Gold's historical behavior during economic stress supports Kiyosaki's view that hard assets often outperform paper assets during deleveraging phases. The current macro environment, characterized by high debt levels and geopolitical tensions, creates a context where gold's value is likely to remain resilient. As the financial system grapples with unresolved issues, the fundamentals driving gold's price remain intact, making it a viable asset in portfolios seeking stability. Investors might consider maintaining a measured allocation to gold, typically between 5% and 15% of their portfolios, depending on individual risk tolerance.
This approach allows for protection against potential market volatility without necessitating belief in extreme price targets. Dollar-cost averaging can further mitigate the risks associated with timing market fluctuations, positioning investors to benefit from potential future revaluations without overexposing themselves to a single outcome. The case for gold's price increase isn’t entirely without merit. Some argue that momentum-chasing flows are at work, evidenced by gold doubling in under two years.

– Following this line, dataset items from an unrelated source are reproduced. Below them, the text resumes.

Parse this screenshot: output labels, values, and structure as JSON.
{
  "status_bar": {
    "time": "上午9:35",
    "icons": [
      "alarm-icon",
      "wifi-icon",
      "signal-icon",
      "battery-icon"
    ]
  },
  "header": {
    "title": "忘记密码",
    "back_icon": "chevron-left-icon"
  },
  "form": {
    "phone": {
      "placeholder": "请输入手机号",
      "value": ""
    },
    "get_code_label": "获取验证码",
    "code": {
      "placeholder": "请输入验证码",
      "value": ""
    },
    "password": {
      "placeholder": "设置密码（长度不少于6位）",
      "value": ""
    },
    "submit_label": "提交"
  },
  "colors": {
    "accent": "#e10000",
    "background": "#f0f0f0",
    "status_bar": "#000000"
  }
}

However, the price action tells a more complicated story. Gold surged past $5,000 in late 2024 and above $5,500 in January 2026 before experiencing a pullback due to geopolitical factors, reminding investors that even safe-haven assets aren't immune to volatility. What makes gold different from classic bubble assets is that it doesn't produce earnings or pay dividends, meaning traditional valuation metrics don't apply. Its value is anchored to its ability to store wealth, hedge against currency debasement, and perform well when other assets falter.

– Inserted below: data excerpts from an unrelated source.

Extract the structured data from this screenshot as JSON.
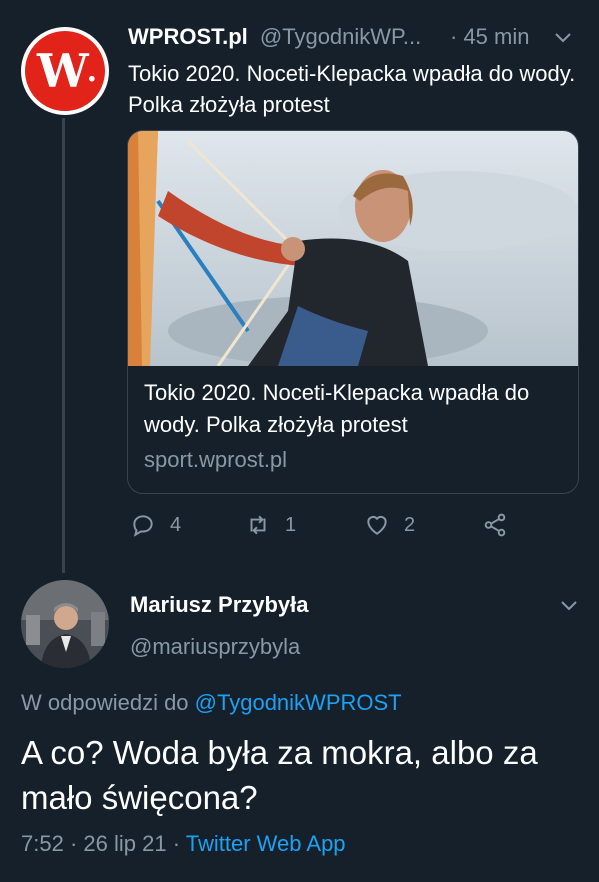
{
  "tweet1": {
    "name": "WPROST.pl",
    "handle": "@TygodnikWP...",
    "time": "· 45 min",
    "text": "Tokio 2020. Noceti-Klepacka wpadła do wody. Polka złożyła protest",
    "avatar_text": "W",
    "card": {
      "title": "Tokio 2020. Noceti-Klepacka wpadła do wody. Polka złożyła protest",
      "domain": "sport.wprost.pl"
    },
    "actions": {
      "replies": "4",
      "retweets": "1",
      "likes": "2"
    }
  },
  "tweet2": {
    "name": "Mariusz Przybyła",
    "handle": "@mariusprzybyla",
    "reply_prefix": "W odpowiedzi do",
    "reply_to": "@TygodnikWPROST",
    "text": "A co? Woda była za mokra, albo za mało święcona?",
    "time": "7:52",
    "sep1": "·",
    "date": "26 lip 21",
    "sep2": "·",
    "source": "Twitter Web App"
  },
  "colors": {
    "background": "#15202b",
    "muted": "#8899a6",
    "link": "#1da1f2",
    "brand_red": "#e2231a",
    "border": "#38444d"
  },
  "icons": [
    "reply-icon",
    "retweet-icon",
    "like-icon",
    "share-icon",
    "chevron-down-icon"
  ]
}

As Kiyosaki points out, gold's properties become even more relevant in times of uncertainty, which are currently prevalent. The financial system isn't safer, and many investors recognize this reality. With persistent fiscal deficits, central bank buying at historically elevated levels, and growing concern about fiat currency purchasing power, the structural forces sustaining gold's demand remain intact. Pullbacks will happen, but a price correction isn't synonymous with a bubble bursting.
The macro environment that has been pushing gold higher since 2022 hasn't meaningfully shifted. Ultimately, while Kiyosaki's $35,000 gold prediction captures attention, the more pressing takeaway is the persistent macroeconomic instability that underpins gold's current demand. The interplay of debt, deficits, and geopolitical risks ensures that the conversation around gold's value will continue, regardless of individual price predictions. Investors should focus on the logical allocation to gold based on its historical performance and its role as a hedge against uncertainty, rather than fixating solely on Kiyosaki's ambitious price target.